His eyes were bad now, like sand had been thrown in them. He couldn’t really see anything, the tears were so thick. (He could still see via the collar, which was a strange experience, the tipped, clear view of the arrowhead’s senses overlaid on his body’s own.) He couldn’t kill himself. He had to go on, see what could be done, pay tribute, try to make up, try to leave the place even fractionally better than he’d found it, try to do whatever good he might be capable of.

He waited for the Truth to kick in, for the sim-run to end, and when it didn’t - as he’d known it wouldn’t but had almost hoped it would - he felt bitter, resigned and grimly amused all at once.

He told the little gascraft to tip back and seal him in again. The arrowhead angled backwards, closing the canopy and enveloping him once more, the shock-gel already moving to cushion and cosset him, tendrils of salve within it starting to heal and repair his flesh and soothe his weeping eyes. He thought the machine did it all with something like relief, but knew that was a lie. The relief was his.

‘Ah, opinions differ as opinions should. Always have, do and will. Might we have been bred? Who knows? Maybe we were pets. Perhaps professional prey. Maybe we were ornaments, palace entertainers, whipping beings, galaxy-changing seed-machines gone wrong (these are some of our myths). Maybe our makers disappeared, or we overthrew them (another myth - vainglorious, overly flattering - I distrust it). Maybe these makers were some proto-plasmatics ? This, must be said, a pervasive one, a tenacious trope. Why plasmatics? Why would beings of the flux - stellar or planetary, no matter - wish to make something like us, so long ago? We have no idea. Yet the rumour persists.

‘All we know is that we are here and we have been here for ten billion years or more. We come and we go and we live our lives at different rates, generally slower as we get older, as you good people have seen within these walls, but beyond that, why are we? What are we for? What is our point? We have no idea. You’ll forgive me; these questions seem somehow more important when applied to us, to Dwellers, because we do seem - well, if not
designed,
certainly, as one might say,
prone
to persisting, given to hanging about.

‘No disrespect, do understand, but the selfsame questions applied to Quick, to humans or even - like-species apologies begged, dear colonel, accept - to oerileithe, have not the same force because you do not have our track record, our provenance, our sheer cussed, gratuitous, god-denying abidance.

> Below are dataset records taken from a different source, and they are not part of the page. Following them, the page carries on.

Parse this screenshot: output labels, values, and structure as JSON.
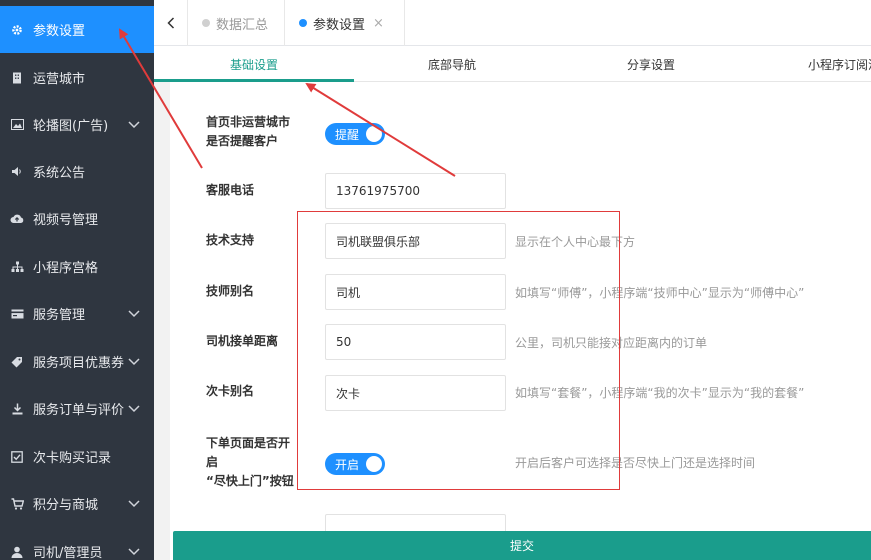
{
  "sidebar": {
    "items": [
      {
        "label": "参数设置",
        "icon": "gear-icon",
        "active": true,
        "has_arrow": false
      },
      {
        "label": "运营城市",
        "icon": "building-icon",
        "active": false,
        "has_arrow": false
      },
      {
        "label": "轮播图(广告)",
        "icon": "image-icon",
        "active": false,
        "has_arrow": true
      },
      {
        "label": "系统公告",
        "icon": "speaker-icon",
        "active": false,
        "has_arrow": false
      },
      {
        "label": "视频号管理",
        "icon": "cloud-upload-icon",
        "active": false,
        "has_arrow": false
      },
      {
        "label": "小程序宫格",
        "icon": "sitemap-icon",
        "active": false,
        "has_arrow": false
      },
      {
        "label": "服务管理",
        "icon": "card-icon",
        "active": false,
        "has_arrow": true
      },
      {
        "label": "服务项目优惠券",
        "icon": "tag-icon",
        "active": false,
        "has_arrow": true
      },
      {
        "label": "服务订单与评价",
        "icon": "download-icon",
        "active": false,
        "has_arrow": true
      },
      {
        "label": "次卡购买记录",
        "icon": "check-square-icon",
        "active": false,
        "has_arrow": false
      },
      {
        "label": "积分与商城",
        "icon": "cart-icon",
        "active": false,
        "has_arrow": true
      },
      {
        "label": "司机/管理员",
        "icon": "user-icon",
        "active": false,
        "has_arrow": true
      }
    ]
  },
  "tabs": [
    {
      "label": "数据汇总"
    },
    {
      "label": "参数设置",
      "close": "×"
    }
  ],
  "subtabs": [
    "基础设置",
    "底部导航",
    "分享设置",
    "小程序订阅消"
  ],
  "form": {
    "fields": [
      {
        "label": "首页非运营城市\n是否提醒客户",
        "type": "switch",
        "value": "提醒",
        "hint": ""
      },
      {
        "label": "客服电话",
        "type": "input",
        "value": "13761975700",
        "hint": ""
      },
      {
        "label": "技术支持",
        "type": "input",
        "value": "司机联盟俱乐部",
        "hint": "显示在个人中心最下方"
      },
      {
        "label": "技师别名",
        "type": "input",
        "value": "司机",
        "hint": "如填写“师傅”，小程序端“技师中心”显示为“师傅中心”"
      },
      {
        "label": "司机接单距离",
        "type": "input",
        "value": "50",
        "hint": "公里，司机只能接对应距离内的订单"
      },
      {
        "label": "次卡别名",
        "type": "input",
        "value": "次卡",
        "hint": "如填写“套餐”，小程序端“我的次卡”显示为“我的套餐”"
      },
      {
        "label": "下单页面是否开\n启\n“尽快上门”按钮",
        "type": "switch",
        "value": "开启",
        "hint": "开启后客户可选择是否尽快上门还是选择时间"
      }
    ]
  },
  "submit_label": "提交",
  "colors": {
    "sidebar_bg": "#2f3640",
    "active_blue": "#1e90ff",
    "teal": "#1a9d8c",
    "annotation_red": "#e03b3b"
  }
}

Who knows? Maybe one day you will! After all, the universe is still young, for all our shared egocentricity, our handed-down certitude of culmination, and perhaps when the Final Chronicles are written by our unknowable ultimate inheritors they will record that the Dwellers lasted a mere dozen billion years or so in the first heady flush of the universe’s infancy before they faded away to nothing, while the oerileithe and humans, those bywords for persistence, those doughty elongueurs, those synonyms for civilisational endurance, lasted two and three hundred billion years respectively, or whatever.
Then
the same questions might be asked of you: Why? What for? To what end? And - who can say! - perhaps for you, such being the case, there will be an answer. Better yet, one that makes sense.

‘For now, though, we alone are stuck with such awkward challenges. Everybody else seems to come and go, and that appears natural, that is to be expected, that is the given: species appear, develop, blossom, flourish, expand, coast, shrink and fade. Cynics would say: ha! just nature, is all - no credit to claim, no blame to take, but I say huzzah! Good for all for trying, for taking part, for being such sports. But we? Us? No, we’re different. We seem cursed, doomed, marked out to outstay our welcome, linger in a niche that could as well fit many - yes, many! - others, making everybody else feel uncomfortable by our just still being here when by rights we should have shuffled off with our once-contemporaries long ago. It’s an embarrassment, I don’t mind admitting. I’m amongst friends, I can say these things. And anyway, I’m just an old mad Dweller, a tramp, an itinerant, a floatful plodder from place to place, worthy of nothing but contempt and handouts, both if I’m lucky, worse if I’m not. I try your patience. Forgive me. I get to talk to so few apart from the voices I make up.’